Wilms’s Tumor Gene Mutations: Loss of Tumor Suppresser Function: A Bioinformatics Study

Introduction: Mutation in the Wilms’s Tumor (WT1) gene product has been detected in both sporadic and familial cases suggesting that alteration in WT1 may disrupt its normal function. The study aims to find the protagonist amino acid in WT1 proteins by mutating these residues with other amino acids. Material and Methods: The 3D modeling approach by MODELLER 4 was utilized to build a homology of WT1 proteins. Quality of the WT1 model was verified by predicting 10 models of WT1 and hence selecting the best one.
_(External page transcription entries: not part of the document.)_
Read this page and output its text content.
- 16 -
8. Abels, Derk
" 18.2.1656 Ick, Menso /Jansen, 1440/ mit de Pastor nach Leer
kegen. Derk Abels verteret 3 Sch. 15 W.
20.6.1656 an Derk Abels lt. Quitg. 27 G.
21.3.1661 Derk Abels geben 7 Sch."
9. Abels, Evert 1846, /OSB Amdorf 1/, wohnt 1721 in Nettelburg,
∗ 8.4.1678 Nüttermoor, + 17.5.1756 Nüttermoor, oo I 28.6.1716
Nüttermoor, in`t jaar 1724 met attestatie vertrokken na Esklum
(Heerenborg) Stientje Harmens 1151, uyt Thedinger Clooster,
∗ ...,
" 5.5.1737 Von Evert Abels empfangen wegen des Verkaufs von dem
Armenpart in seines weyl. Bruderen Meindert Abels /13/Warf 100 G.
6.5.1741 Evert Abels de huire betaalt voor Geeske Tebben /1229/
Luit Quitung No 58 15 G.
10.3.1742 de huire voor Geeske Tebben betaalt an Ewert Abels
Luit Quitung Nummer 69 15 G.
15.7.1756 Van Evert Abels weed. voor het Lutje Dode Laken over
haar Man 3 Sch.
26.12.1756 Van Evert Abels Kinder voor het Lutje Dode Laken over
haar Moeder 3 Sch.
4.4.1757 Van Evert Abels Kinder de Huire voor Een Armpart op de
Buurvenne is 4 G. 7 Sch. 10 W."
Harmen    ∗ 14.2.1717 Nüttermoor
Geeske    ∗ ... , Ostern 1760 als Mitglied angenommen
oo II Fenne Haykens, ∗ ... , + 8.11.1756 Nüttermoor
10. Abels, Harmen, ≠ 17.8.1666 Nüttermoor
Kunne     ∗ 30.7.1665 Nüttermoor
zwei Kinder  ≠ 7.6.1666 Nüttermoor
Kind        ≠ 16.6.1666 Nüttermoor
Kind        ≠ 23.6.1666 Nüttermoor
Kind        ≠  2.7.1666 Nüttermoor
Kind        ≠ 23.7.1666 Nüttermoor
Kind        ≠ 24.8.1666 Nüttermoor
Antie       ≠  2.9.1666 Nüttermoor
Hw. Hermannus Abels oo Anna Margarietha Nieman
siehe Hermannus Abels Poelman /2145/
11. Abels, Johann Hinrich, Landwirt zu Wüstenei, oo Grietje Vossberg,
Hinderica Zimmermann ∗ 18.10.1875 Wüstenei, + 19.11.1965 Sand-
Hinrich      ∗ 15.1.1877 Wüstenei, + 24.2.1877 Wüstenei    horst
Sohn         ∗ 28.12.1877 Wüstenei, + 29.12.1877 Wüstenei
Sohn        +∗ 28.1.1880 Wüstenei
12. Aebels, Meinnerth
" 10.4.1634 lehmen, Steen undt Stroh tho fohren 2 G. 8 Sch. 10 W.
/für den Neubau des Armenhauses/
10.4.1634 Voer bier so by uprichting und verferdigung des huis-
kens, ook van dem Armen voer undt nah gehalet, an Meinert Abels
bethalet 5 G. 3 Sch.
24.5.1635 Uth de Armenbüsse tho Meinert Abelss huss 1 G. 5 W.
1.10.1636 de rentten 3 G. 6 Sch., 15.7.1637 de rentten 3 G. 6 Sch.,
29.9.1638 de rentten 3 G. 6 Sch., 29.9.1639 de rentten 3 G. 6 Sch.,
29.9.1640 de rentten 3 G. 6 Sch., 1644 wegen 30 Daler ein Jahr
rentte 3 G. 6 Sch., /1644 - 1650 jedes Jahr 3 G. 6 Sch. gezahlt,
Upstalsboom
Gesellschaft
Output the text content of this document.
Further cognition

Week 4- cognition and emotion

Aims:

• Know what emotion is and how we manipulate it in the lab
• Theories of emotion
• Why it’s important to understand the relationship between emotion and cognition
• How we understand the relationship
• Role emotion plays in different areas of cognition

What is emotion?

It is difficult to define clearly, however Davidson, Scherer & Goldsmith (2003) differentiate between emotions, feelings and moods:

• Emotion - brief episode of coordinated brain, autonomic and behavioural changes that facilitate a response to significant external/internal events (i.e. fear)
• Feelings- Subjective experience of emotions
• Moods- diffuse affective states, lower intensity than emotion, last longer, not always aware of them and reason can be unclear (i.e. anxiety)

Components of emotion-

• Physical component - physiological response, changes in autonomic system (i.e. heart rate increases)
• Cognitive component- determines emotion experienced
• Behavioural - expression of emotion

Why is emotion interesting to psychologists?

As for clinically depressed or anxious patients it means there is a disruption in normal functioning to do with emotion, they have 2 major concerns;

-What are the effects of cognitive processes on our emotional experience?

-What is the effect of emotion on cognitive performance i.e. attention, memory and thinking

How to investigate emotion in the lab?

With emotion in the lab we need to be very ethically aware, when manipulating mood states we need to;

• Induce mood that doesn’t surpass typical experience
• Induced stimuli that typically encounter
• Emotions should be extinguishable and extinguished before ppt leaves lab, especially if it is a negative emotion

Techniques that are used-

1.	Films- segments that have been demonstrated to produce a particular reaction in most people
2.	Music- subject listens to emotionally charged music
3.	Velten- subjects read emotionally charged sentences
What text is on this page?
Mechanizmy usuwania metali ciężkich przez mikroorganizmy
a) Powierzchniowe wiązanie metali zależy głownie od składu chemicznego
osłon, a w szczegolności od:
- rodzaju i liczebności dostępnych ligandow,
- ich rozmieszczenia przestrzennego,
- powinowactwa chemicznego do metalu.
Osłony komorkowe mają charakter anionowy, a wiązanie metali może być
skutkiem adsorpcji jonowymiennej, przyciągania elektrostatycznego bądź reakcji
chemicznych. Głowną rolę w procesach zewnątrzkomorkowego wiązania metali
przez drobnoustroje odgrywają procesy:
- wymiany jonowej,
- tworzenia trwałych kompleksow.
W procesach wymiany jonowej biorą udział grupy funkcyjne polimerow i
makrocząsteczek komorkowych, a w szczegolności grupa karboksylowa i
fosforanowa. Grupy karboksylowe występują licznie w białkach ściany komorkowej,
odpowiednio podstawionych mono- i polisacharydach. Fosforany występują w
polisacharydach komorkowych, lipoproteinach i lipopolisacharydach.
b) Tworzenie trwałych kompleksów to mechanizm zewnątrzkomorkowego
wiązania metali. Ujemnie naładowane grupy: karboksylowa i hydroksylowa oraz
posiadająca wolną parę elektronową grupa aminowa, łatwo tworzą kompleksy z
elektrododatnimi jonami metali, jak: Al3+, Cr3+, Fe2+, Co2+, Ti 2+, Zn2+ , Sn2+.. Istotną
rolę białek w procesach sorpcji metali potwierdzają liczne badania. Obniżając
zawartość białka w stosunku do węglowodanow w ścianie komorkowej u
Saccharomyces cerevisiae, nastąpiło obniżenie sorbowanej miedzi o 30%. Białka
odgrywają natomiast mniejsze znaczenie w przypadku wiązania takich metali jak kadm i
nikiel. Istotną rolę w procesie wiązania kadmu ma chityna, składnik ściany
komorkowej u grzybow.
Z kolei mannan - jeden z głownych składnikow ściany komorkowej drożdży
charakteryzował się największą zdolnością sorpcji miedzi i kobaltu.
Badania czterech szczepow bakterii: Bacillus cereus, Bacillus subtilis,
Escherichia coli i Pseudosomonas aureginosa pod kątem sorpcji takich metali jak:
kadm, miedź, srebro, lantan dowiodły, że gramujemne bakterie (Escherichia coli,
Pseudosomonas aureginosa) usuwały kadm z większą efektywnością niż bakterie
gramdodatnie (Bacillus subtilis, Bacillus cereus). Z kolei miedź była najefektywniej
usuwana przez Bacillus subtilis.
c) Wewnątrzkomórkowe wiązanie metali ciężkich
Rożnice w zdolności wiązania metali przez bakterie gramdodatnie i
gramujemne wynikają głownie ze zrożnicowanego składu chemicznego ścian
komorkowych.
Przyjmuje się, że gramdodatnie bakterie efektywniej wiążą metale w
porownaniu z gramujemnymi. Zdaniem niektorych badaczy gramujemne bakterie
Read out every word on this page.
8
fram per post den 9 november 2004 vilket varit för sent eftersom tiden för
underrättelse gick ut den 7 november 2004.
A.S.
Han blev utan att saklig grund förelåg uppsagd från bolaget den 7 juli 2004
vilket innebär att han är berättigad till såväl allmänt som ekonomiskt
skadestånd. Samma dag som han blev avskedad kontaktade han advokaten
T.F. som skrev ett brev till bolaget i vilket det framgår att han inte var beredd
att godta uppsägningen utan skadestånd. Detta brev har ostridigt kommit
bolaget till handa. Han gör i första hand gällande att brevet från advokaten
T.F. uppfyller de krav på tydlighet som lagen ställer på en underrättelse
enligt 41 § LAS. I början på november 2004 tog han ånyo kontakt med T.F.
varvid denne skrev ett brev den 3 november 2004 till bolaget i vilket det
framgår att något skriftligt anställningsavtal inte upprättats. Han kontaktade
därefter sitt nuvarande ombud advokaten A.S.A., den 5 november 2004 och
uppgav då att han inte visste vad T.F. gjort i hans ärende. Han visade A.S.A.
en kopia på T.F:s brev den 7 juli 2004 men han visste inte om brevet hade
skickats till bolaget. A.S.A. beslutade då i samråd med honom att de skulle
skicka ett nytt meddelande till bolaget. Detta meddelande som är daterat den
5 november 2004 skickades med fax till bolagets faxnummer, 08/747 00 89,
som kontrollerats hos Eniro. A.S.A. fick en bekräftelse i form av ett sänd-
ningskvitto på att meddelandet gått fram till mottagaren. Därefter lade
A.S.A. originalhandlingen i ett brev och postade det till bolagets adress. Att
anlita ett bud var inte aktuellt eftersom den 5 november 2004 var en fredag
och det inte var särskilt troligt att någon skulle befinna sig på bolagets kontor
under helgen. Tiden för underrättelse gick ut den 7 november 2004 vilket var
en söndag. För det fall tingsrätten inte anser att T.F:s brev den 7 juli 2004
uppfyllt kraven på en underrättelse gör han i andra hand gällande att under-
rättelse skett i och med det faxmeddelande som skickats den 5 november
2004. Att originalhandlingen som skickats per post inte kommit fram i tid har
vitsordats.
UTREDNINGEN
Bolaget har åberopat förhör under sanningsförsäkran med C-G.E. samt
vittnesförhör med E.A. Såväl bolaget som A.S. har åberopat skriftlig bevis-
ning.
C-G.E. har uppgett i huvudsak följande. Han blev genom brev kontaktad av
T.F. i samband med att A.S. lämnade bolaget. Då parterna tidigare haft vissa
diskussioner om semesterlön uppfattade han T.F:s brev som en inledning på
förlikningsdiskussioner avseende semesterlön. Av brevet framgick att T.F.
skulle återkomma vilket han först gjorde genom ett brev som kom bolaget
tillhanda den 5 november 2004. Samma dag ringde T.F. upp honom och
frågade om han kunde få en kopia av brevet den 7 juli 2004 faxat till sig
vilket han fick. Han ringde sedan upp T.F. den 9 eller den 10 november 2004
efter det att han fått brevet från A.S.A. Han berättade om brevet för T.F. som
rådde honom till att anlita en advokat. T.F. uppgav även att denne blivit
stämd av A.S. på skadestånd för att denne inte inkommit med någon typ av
Stereochemistry of model was evaluated by PROCHECK. Mutational studies were done by WHAT IF. Five human WT1 mutations were modeled which were Lys371→Ala371, Ser415→Ala415, Cys416→Ala416, His434→Asp434 and His434→Arg434. Result: Based on active side of WT1 protein and its role in DNA binding mutation. No significant change was observed when Lys371 was mutated to Ala371, Ser415 was mutated to Ala415. Significant change was observed in Cys416 mutated to Ala416. In mutant Ala416, loss of coordination with the metal ion Zn was also predicted. In case of Mutants His434→Asp434, there was a loss of coordination of metal ion (Zn203) with mutant Asp434. In case of mutant His434→Arg434, there was a loss of Zn203 coordination with Arg434. His434 does not interact directly with any DNA base, whereas mutated Arg434 is predicted to interact directly with DNA base. Conclusion: It is concluded that mutation of amino acid residue Cys416→Ala416, His434→Asp434 and His434→Arg434 may lose the proto-oncogenic function of WT1.